This project applies machine learning to predict the outcome of ATP Tour matches based purely on performance data, not by any measure of player identity. By transforming 20 years of ATP match data (pre-2023) into player-level statistical profiles, the goal was to see whether win/loss results could be explained — and predicted — through momentum, surface-specific performance, and match-level consistency.
Essentially an analytical dive into the dynamics of competition:
“If we strip away names and reputations, do the numbers still tell us who wins?”
- Ingested 20+ years of ATP Tour match data from Jeff Sackmann's tennis_atp dataset (thousands of matches).
- Aggregated and transformed raw match-by-match data into player-level statistical profiles (
player_profiles.csv), tracking:- Surface-specific performance: Win %, break points saved/faced, serve/return stats for Clay, Grass, and Hard courts.
- Momentum metrics: Rolling averages of recent form and consistency.
- Contextual factors: Current ATP ranking, head-to-head records.
- Each match was reframed as a feature-based prediction problem:
Player A (X_A stats) vs Player B (X_B stats) → Who wins? - This abstraction allows the model to generalize beyond specific player identities.
- Tested multiple classification models for match outcome prediction through iterative experimentation:
- Logistic Regression – as a baseline interpretable model.
- Random Forest – for capturing non-linear relationships and feature interactions.
- Performed hyperparameter tuning and cross-validation to optimize predictive accuracy.
- Final model saved as
final_iter.pklafter multiple iterations of feature engineering and model refinement. - Evaluated models on accuracy, precision, recall, and interpretability using historical ATP match data.
- Built toy Flask web application (
app.py) that for demonstrating model capabilities. - Users can simulate the Wimbledon 2023 tournament bracket (128 players) as an example.
- The app loads pre-trained models (
models/final_iter.pkl) and player performance profiles to predict match outcomes round-by-round. - Features an interactive UI showing bracket progression, demonstrating how player-level performance metrics drive probabilistic match predictions in a real tournament structure.
To run the example interactive bracket simulator locally:
# Install dependencies
pip install -r requirements.txt
# Run the Flask app
python app.pyThen navigate to http://localhost:5000 to simulate the Wimbledon 2023 bracket and see the model predictions in action.
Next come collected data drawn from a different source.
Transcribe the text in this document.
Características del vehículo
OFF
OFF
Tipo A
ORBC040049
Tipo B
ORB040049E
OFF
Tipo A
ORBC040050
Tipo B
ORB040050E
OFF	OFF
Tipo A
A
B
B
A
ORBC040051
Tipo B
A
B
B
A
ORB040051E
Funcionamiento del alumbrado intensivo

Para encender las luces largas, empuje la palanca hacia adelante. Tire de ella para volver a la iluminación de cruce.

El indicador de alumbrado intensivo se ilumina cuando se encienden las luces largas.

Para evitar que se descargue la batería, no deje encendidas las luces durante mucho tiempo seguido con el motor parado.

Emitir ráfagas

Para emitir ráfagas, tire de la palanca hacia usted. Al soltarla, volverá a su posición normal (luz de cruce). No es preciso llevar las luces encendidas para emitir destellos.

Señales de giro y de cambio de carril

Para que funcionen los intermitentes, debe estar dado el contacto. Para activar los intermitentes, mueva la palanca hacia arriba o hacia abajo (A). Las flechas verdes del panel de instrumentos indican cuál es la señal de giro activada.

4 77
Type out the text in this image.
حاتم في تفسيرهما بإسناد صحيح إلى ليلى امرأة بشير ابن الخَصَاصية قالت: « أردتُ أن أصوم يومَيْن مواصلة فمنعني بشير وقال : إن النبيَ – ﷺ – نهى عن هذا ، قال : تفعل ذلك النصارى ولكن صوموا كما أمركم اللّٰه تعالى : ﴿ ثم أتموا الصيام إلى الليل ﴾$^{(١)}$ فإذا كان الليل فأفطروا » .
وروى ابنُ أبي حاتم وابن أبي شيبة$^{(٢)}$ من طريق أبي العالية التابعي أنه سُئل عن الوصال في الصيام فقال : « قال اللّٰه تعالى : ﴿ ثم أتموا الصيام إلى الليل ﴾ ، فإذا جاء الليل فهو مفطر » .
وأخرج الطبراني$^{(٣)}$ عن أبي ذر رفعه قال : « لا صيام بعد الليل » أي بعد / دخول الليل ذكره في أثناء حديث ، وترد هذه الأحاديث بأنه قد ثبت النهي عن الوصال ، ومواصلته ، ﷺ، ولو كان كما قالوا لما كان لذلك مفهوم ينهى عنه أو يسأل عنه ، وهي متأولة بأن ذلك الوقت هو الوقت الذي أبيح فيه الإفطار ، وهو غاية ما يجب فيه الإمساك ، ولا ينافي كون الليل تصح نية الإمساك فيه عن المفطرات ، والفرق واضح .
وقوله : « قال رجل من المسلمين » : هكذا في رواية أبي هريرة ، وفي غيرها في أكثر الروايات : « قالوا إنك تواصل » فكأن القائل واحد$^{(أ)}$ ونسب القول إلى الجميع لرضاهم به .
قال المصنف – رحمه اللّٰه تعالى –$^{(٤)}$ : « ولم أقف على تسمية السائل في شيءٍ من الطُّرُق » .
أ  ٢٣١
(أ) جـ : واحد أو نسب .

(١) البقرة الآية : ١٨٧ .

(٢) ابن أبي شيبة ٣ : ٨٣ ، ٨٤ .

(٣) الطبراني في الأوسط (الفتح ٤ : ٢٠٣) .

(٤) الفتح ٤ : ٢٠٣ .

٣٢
- Player momentum, game win %, and surface specialization were some of the stronger predictors of victory, beyond face-value measures like ranking alone.
- Models could reliably predict >70% of outcomes using pure statistical profiles.
tennis-ml/
app.py # Flask web app for bracket simulation
ml_tools.py # Core model training, inference, and bracket logic
models/ # Trained models (final_iter.pkl, etc.)
data/ # ATP match data, player profiles, rankings
notebooks/ # Exploratory data analysis & model experimentation
templates/ # HTML templates for Flask app
static/ # CSS styling for web interface
requirements.txt # Python dependencies